“Everybody is sick,” ICU nurse Stefanie Davis told local outlet CBS 12. “We don’t have enough people to take care of the patients and we’re concerned about patient safety. And yet when we voiced those concerns, it’s like nothing … like you’re silenced.”
Davis, who left her job at Bayfront Health in St. Petersburg, Florida, told the outlet that many fellow nurses are out sick with the virus. She claims there are more than 14 ICU nurses out sick alone, while CBS says that, according to an internal memo, there are actually 21 staff members who have tested positive for the virus since the middle of May.
Davis reportedly sent a letter to the hospital asking for additional personal protective equipment (PPE), claiming that nurses use N-95 masks until they’re “soiled,” broken, or five shifts are up. She tells the outlet that nurses are also taking on three patients unlike the usual two, and that, “It makes you feel like a nonperson like disposable, just like the mask.”
Davis is far from alone in her concerns about health care workers not getting adequate PPE while facing COVID-19. In fact, she isn’t even the only person to quit her job over it.
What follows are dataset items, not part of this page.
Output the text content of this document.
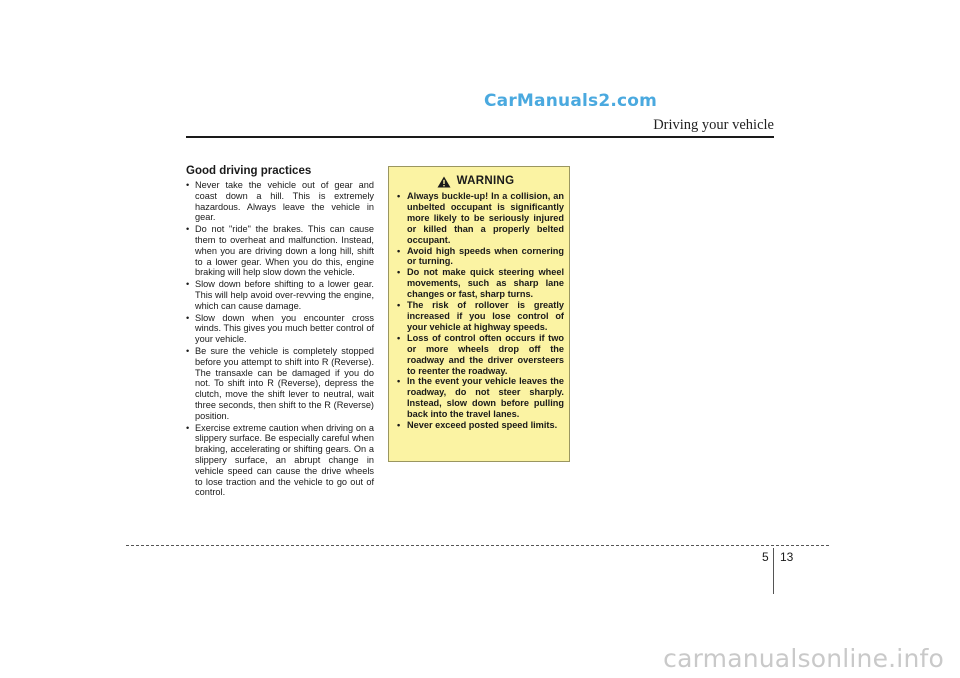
CarManuals2.com
Driving your vehicle
Good driving practices
• Never take the vehicle out of gear and coast down a hill. This is extremely hazardous. Always leave the vehicle in gear.
• Do not "ride" the brakes. This can cause them to overheat and malfunction. Instead, when you are driving down a long hill, shift to a lower gear. When you do this, engine braking will help slow down the vehicle.
• Slow down before shifting to a lower gear. This will help avoid over-revving the engine, which can cause damage.
• Slow down when you encounter cross winds. This gives you much better control of your vehicle.
• Be sure the vehicle is completely stopped before you attempt to shift into R (Reverse). The transaxle can be damaged if you do not. To shift into R (Reverse), depress the clutch, move the shift lever to neutral, wait three seconds, then shift to the R (Reverse) position.
• Exercise extreme caution when driving on a slippery surface. Be especially careful when braking, accelerating or shifting gears. On a slippery surface, an abrupt change in vehicle speed can cause the drive wheels to lose traction and the vehicle to go out of control.
WARNING
• Always buckle-up! In a collision, an unbelted occupant is significantly more likely to be seriously injured or killed than a properly belted occupant.
• Avoid high speeds when cornering or turning.
• Do not make quick steering wheel movements, such as sharp lane changes or fast, sharp turns.
• The risk of rollover is greatly increased if you lose control of your vehicle at highway speeds.
• Loss of control often occurs if two or more wheels drop off the roadway and the driver oversteers to reenter the roadway.
• In the event your vehicle leaves the roadway, do not steer sharply. Instead, slow down before pulling back into the travel lanes.
• Never exceed posted speed limits.
5 13
carmanualsonline.info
For example, Kelly Stanton, a nurse in the Washington, D.C., area, told NBC News that she ended up quitting after 28 years as a nurse. Why? “In the end,” she told the news outlet. “I could not accept that I could be responsible for causing one of my family members to become severely ill or possibly die.” She added to the outlet that nurses were being asked to reuse masks. By late March, the changes in safety regulations were too much to bear, and she resigned.
One Missouri nurse resigned after reportedly being told she couldn’t use an N-95 mask she purchased herself while working with patients. The nurse, who asked to remain anonymous, told local outlet KMOV 4: “I walked into work with my mask on and my boss said I had to take it off. I told her I would not take it off or I would quit.”